Discover Bhutan’s Best Kept Secrets with This Bhutanese Blogger and Solo Traveler.

Labels are never the main focus of travel. However, it is rather significant to be the first Bhutanese blogger in the travel industry and the country’s first solo female traveler.

How many voices of adventurous female South Asian travelers can you discover, for example, if you go through international travel writing archives or even stories on traveling in Bhutan?

I finally met Denkar in Thimphu. He was vivacious, enthusiastic, and humorous, and even though I’m an introvert, we clicked right away since we both loved traveling. We ultimately arrived in Haa Valley thanks to her travelogues, and she has ambitions to visit the far-flung eastern regions someday.

A surprising adventure
I was a jail teacher in Thailand before I became a full-time traveler. “Teacher, how is the world outside?” one inmate asked me one day.

Denkar’s path to become a YouTuber and travel blogger began in the most improbable of settings: a jail.

After volunteering as an English teacher in Thailand, she decided to remain longer in order to further her education. She had the chance to teach at a jail in the northern Thai province of Phitsanulok while volunteering.

She was forced to reconsider her life decisions after being asked a question by a prisoner one day.

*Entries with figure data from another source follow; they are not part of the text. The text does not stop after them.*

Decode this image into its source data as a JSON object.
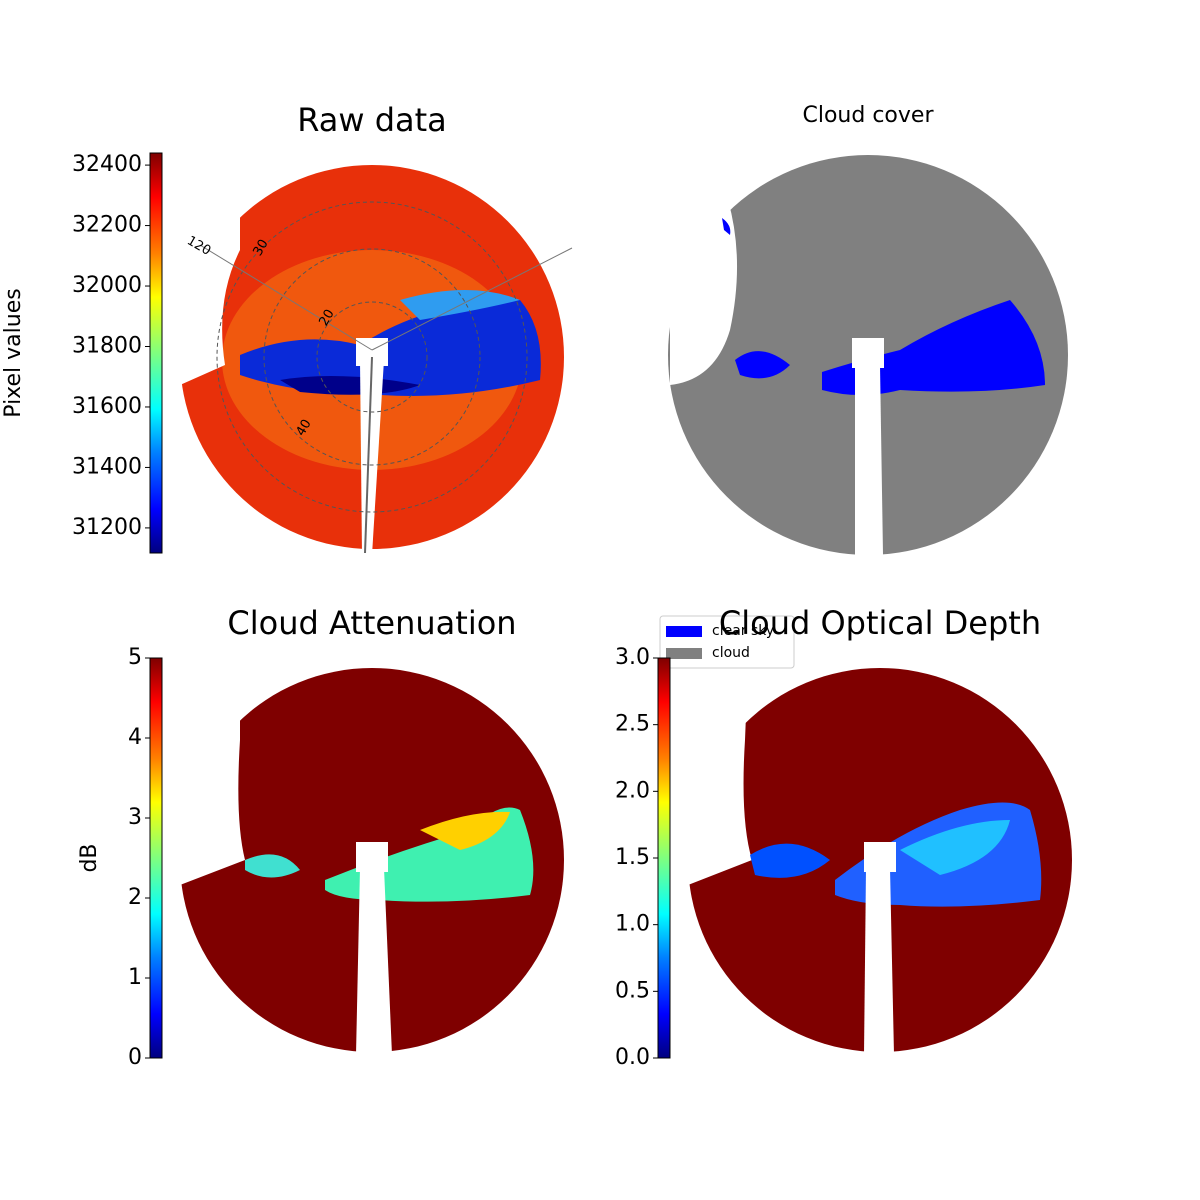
{
  "chart_data": [
    {
      "type": "image",
      "title": "Raw data",
      "polar_labels": [
        "120",
        "30",
        "20",
        "40"
      ],
      "colorbar": {
        "label": "Pixel values",
        "colormap": "jet",
        "lim": [
          31117,
          32440
        ],
        "ticks": [
          31200,
          31400,
          31600,
          31800,
          32000,
          32200,
          32400
        ]
      }
    },
    {
      "type": "image",
      "title": "Cloud cover",
      "legend": [
        {
          "name": "clear sky",
          "color": "#0000ff"
        },
        {
          "name": "cloud",
          "color": "#808080"
        }
      ]
    },
    {
      "type": "image",
      "title": "Cloud Attenuation",
      "colorbar": {
        "label": "dB",
        "colormap": "jet",
        "lim": [
          0,
          5
        ],
        "ticks": [
          0,
          1,
          2,
          3,
          4,
          5
        ]
      }
    },
    {
      "type": "image",
      "title": "Cloud Optical Depth",
      "colorbar": {
        "colormap": "jet",
        "lim": [
          0,
          3
        ],
        "ticks": [
          {
            "value": 0,
            "label": "0.0"
          },
          {
            "value": 0.5,
            "label": "0.5"
          },
          {
            "value": 1,
            "label": "1.0"
          },
          {
            "value": 1.5,
            "label": "1.5"
          },
          {
            "value": 2,
            "label": "2.0"
          },
          {
            "value": 2.5,
            "label": "2.5"
          },
          {
            "value": 3,
            "label": "3.0"
          }
        ]
      }
    }
  ]
}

How is the outer world? She was curious.

Denkar claims that after being plagued by that question, she gradually started to value the things she had previously taken for granted. the freedom to travel, explore, spend time in nature, meet new people, and have unique experiences.

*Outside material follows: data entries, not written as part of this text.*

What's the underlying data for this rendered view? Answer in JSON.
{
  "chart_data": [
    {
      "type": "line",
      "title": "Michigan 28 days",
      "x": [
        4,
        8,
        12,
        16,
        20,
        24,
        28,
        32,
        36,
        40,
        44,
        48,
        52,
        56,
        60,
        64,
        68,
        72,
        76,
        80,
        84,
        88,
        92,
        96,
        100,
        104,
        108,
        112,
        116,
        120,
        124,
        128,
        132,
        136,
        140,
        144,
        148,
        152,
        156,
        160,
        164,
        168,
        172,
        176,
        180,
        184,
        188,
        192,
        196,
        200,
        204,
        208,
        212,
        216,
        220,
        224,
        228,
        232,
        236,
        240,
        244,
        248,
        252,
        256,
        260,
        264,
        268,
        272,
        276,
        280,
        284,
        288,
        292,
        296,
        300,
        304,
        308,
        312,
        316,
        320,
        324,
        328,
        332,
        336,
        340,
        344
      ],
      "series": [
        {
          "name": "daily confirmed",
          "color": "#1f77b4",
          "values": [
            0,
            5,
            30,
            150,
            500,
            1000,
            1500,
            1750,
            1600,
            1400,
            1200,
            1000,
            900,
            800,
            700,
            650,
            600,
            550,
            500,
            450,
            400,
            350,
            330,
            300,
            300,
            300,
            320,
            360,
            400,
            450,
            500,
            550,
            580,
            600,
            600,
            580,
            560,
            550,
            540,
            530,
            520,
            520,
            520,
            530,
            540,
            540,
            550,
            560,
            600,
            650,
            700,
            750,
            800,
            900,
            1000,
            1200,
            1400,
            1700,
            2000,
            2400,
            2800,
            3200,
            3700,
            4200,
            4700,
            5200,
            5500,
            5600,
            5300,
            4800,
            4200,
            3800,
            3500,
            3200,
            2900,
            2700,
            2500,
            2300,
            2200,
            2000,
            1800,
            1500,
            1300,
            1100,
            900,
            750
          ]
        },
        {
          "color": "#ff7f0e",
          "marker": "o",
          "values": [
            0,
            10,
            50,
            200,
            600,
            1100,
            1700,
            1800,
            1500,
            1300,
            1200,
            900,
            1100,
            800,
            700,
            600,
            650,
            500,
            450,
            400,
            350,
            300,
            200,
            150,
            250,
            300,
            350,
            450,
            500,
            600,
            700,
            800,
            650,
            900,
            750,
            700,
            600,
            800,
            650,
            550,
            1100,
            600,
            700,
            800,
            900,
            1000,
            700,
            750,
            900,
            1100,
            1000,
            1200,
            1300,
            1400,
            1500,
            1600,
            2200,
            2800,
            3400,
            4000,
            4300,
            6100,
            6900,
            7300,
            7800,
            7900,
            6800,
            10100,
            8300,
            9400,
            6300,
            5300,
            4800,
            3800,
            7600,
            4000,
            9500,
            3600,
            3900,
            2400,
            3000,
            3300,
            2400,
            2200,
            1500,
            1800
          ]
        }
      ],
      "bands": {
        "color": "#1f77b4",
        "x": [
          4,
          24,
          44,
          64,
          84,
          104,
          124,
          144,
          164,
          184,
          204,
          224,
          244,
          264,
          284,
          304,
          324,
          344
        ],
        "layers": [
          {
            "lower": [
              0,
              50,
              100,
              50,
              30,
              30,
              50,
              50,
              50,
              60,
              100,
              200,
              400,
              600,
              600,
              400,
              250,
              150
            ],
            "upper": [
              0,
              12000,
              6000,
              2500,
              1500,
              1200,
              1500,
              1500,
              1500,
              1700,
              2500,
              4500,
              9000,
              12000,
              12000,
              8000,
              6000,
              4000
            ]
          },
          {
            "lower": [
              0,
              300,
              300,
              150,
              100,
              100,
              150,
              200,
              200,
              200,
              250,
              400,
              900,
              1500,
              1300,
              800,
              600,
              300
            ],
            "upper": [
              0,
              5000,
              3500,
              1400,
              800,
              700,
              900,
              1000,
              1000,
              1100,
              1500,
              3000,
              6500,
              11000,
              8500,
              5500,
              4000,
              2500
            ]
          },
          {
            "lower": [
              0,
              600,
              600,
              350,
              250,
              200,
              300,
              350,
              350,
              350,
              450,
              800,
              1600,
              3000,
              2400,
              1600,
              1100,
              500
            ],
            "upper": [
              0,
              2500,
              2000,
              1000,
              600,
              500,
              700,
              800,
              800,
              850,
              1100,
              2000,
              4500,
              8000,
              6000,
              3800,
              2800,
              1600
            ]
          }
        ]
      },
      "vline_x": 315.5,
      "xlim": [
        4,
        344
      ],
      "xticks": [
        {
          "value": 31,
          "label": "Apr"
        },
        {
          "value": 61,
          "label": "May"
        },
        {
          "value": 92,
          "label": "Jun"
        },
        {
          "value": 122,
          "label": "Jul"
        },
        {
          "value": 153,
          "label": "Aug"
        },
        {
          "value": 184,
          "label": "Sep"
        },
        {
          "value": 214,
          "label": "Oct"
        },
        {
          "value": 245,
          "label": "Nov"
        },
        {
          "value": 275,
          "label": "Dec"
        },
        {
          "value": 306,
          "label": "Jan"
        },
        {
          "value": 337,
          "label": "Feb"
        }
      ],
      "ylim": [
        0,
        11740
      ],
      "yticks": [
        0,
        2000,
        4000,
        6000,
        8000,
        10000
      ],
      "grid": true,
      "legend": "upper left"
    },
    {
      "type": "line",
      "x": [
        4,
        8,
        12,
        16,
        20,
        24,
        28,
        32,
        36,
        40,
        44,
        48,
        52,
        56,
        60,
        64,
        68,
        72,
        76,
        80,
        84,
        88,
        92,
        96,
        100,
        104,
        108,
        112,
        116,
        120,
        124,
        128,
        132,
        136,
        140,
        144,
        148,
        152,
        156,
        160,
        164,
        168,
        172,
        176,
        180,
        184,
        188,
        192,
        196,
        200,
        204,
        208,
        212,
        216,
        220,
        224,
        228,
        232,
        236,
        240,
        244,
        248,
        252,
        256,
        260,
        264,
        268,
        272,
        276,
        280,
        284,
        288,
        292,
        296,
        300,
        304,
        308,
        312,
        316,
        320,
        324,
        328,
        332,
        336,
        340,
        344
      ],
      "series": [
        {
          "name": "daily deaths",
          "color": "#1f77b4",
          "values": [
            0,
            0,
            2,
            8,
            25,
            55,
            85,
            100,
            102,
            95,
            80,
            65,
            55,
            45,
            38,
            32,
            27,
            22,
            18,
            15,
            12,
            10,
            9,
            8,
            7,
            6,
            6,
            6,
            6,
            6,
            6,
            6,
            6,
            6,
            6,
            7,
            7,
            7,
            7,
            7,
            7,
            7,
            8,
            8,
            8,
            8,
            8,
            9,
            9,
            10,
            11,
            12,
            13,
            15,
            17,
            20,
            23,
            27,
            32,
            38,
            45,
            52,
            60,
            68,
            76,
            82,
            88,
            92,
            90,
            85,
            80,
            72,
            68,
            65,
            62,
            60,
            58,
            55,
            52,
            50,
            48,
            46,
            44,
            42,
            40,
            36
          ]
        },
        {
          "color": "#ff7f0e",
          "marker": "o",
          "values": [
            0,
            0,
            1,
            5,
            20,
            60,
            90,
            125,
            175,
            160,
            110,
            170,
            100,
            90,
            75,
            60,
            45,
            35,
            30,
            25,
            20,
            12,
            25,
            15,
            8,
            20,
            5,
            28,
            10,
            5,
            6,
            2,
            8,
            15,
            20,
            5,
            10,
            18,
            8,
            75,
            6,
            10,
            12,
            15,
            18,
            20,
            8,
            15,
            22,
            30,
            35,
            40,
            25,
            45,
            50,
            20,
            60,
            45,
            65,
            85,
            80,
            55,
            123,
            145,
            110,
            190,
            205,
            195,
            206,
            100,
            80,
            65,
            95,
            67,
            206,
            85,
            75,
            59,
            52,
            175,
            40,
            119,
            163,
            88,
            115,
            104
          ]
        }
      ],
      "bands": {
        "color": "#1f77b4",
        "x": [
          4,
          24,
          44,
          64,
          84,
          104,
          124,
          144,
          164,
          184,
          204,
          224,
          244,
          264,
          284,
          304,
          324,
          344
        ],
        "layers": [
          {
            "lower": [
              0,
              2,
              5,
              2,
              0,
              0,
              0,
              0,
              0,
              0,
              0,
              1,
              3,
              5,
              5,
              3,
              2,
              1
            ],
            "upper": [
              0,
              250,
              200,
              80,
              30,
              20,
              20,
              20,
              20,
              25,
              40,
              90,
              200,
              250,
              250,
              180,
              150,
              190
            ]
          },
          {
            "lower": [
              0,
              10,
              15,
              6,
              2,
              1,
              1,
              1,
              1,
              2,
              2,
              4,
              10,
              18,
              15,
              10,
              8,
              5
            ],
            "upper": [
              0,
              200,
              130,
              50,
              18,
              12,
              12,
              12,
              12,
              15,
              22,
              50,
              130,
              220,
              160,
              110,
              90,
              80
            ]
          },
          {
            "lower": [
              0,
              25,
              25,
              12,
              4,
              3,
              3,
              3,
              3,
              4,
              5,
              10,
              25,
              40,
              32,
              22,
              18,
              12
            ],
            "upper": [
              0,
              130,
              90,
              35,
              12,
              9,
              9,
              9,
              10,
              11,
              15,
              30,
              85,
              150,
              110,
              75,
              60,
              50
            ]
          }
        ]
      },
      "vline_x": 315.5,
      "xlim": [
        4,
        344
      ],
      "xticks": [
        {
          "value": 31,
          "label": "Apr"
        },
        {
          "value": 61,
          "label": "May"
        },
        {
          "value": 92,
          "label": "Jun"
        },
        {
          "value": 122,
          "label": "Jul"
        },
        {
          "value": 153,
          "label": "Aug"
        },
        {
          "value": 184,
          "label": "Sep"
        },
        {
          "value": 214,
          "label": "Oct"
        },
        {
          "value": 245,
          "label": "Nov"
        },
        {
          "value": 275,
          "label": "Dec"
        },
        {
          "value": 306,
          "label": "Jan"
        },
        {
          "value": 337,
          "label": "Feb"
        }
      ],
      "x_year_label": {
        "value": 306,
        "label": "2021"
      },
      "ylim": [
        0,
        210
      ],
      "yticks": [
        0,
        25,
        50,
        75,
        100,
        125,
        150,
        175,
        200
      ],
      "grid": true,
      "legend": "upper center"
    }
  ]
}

After backpacking around Southeast Asia, she made the decision to visit Bhutan, her own country! She has been traveling alone and staying with locals across Bhutan’s several dzongkhags (districts) for the past two years.

Traveling alone in Bhutan
Let the world become a part of your song while you dance to it. ~ Denkar

Denkar remembers her first solo vacation in 2018 with great clarity.

She took a local bus to Phobjika Valley alone, with a one-way ticket, and said farewell to her friends. She had decided to hitchhike and couch surf if necessary because she was on a limited budget.

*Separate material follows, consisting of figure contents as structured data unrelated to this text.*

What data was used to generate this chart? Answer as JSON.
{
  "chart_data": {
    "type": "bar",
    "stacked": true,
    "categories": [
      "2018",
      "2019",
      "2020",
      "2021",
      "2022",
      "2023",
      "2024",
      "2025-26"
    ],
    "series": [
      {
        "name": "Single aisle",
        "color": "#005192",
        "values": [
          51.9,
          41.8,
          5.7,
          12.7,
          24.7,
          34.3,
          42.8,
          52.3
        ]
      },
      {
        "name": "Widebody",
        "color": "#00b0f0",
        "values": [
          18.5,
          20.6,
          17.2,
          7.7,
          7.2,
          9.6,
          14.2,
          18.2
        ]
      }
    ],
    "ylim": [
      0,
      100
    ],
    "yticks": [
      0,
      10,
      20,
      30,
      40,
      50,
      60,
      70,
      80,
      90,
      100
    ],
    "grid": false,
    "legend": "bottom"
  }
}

She connected with her inner wanderer as the bus meandered through the breathtakingly lush highlands. She felt driven to forge her own path, made new friends fast, and ended herself staying longer than anticipated.

Providing financial support for her travels and making her the first Bhutanese travel blogger
The fact that people now understand what I do is my biggest accomplishment!

Denkar’s parents, like the majority of South Asian parents, were concerned about her financial security. In this region of the world, the notion of working from home for hours on end or getting paid to travel is still somewhat strange.

After she returned to Bhutan with a master’s degree from Thailand, Denkar’s father wanted her to serve as a public servant. However, she was certain that she wanted to try something new. She didn’t think she would fit in at a typical workplace.

Hitchhiking and social stereotypes in Bhutan
Denkar has traveled by hitchhiking on trucks and boleros to the most isolated areas in Bhutan! For Bhutanese women, hitchhiking is strictly forbidden, just like it is everywhere else in the world.

However, Denkar discovered that hitchhiking in Bhutan is safe as long as you have your wits about you when she started defying societal norms and trusting strangers. She has hitched rides with truck drivers, students, and mountain porters. She was given lunch by several. Some told her their darkest secrets. Her bold actions undoubtedly served as an inspiration to many.